Thursday, February 16, 2012
9797: Interracial Marriage Milestone.
From USA TODAY…
U.S. rate of interracial marriage hits record high
By Sharon Jayson, USA TODAY
Interracial marriage in the USA reached an all-time high in 2010: 8.4% of all marriages, compared with 3.2% in 1980, finds a Pew Research Center study, released today, that analyzes unions between spouses of different races or ethnic groups.
Among marriages in 2010, 15% of couples married outside their race or ethnicity.
“Interracial marriage has gone from taboo to a rarity, and with each passing year, it’s less of a rarity,” says Pew’s Paul Taylor. Pew reviewed Census data from more than 850,000 people in the American Community Survey between 2008 and 2010.
In addition, Pew surveyed 2,003 adults in September and found more tolerance: 43% agree that “more people of different races marrying each other has been a change for the better in our society.” Another 44% say it made no difference; 11% say it’s been a change for the worse.
But questions about race make people cautious, says sociologist Daniel Lichter of Cornell University. “People don’t want to reveal negative attitudes that might reflect badly on them, and they tend to tell interviewers what they want to hear,” says Lichter, whose data analysis last year found similar trends in interracial marriage.
Pew found that minorities, younger adults, the college-educated, those who say they’re “liberal” and those who live in the Northeast and the West are more likely to view intermarriage positively.
Other regional differences were clear in the 2008-2010 data Pew analyzed: 35% of all newlyweds who married outside their race live in the West. In Hawaii, 42% of newlyweds fell into that category; other states with 20% or more are all west of the Mississippi.

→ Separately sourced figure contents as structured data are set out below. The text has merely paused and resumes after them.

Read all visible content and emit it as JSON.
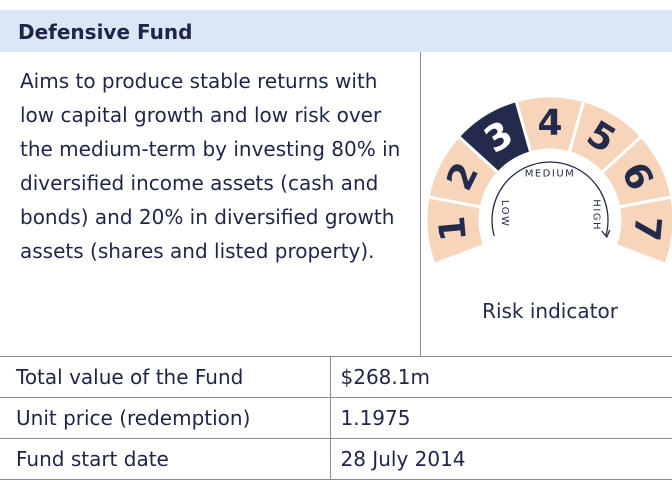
{
  "header": {
    "title": "Defensive Fund"
  },
  "description": "Aims to produce stable returns with low capital growth and low risk over the medium-term by investing 80% in diversified income assets (cash and bonds) and 20% in diversified growth assets (shares and listed property).",
  "risk_indicator": {
    "levels": [
      1,
      2,
      3,
      4,
      5,
      6,
      7
    ],
    "selected": 3,
    "labels": {
      "low": "LOW",
      "medium": "MEDIUM",
      "high": "HIGH"
    },
    "caption": "Risk indicator"
  },
  "table": {
    "rows": [
      [
        "Total value of the Fund",
        "$268.1m"
      ],
      [
        "Unit price (redemption)",
        "1.1975"
      ],
      [
        "Fund start date",
        "28 July 2014"
      ]
    ]
  }
}
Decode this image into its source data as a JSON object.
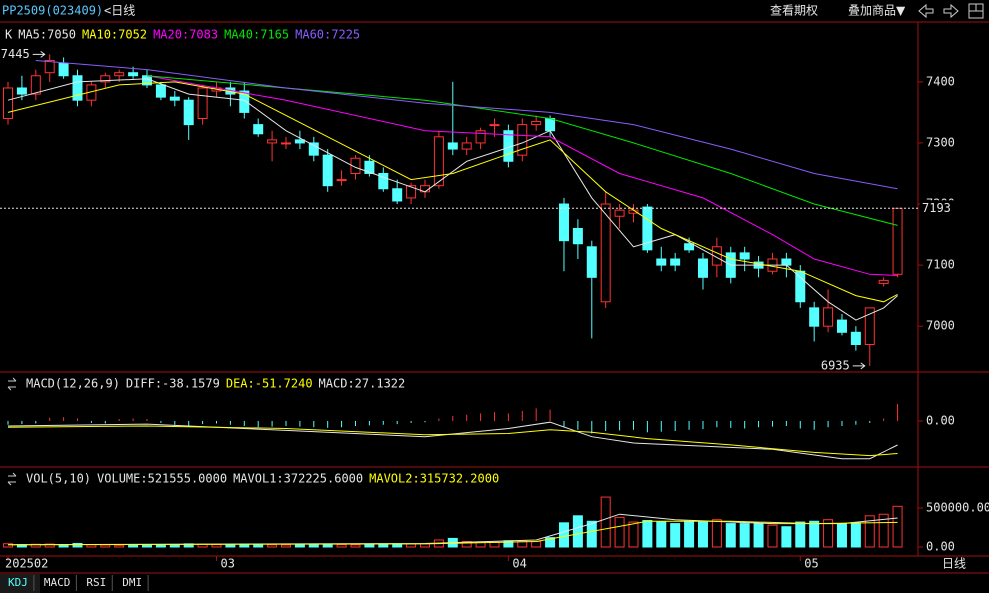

Pew also found that among those who married in 2008-2010, 42% had been married before (one partner or both). And some patterns vary by gender among blacks and Asians but not among whites and Hispanics. Among blacks, 24% of newlywed men married outside their race, compared with 9% of women. Among Asians, the opposite is true: 36% of women married outside their race, compared with 17% of men.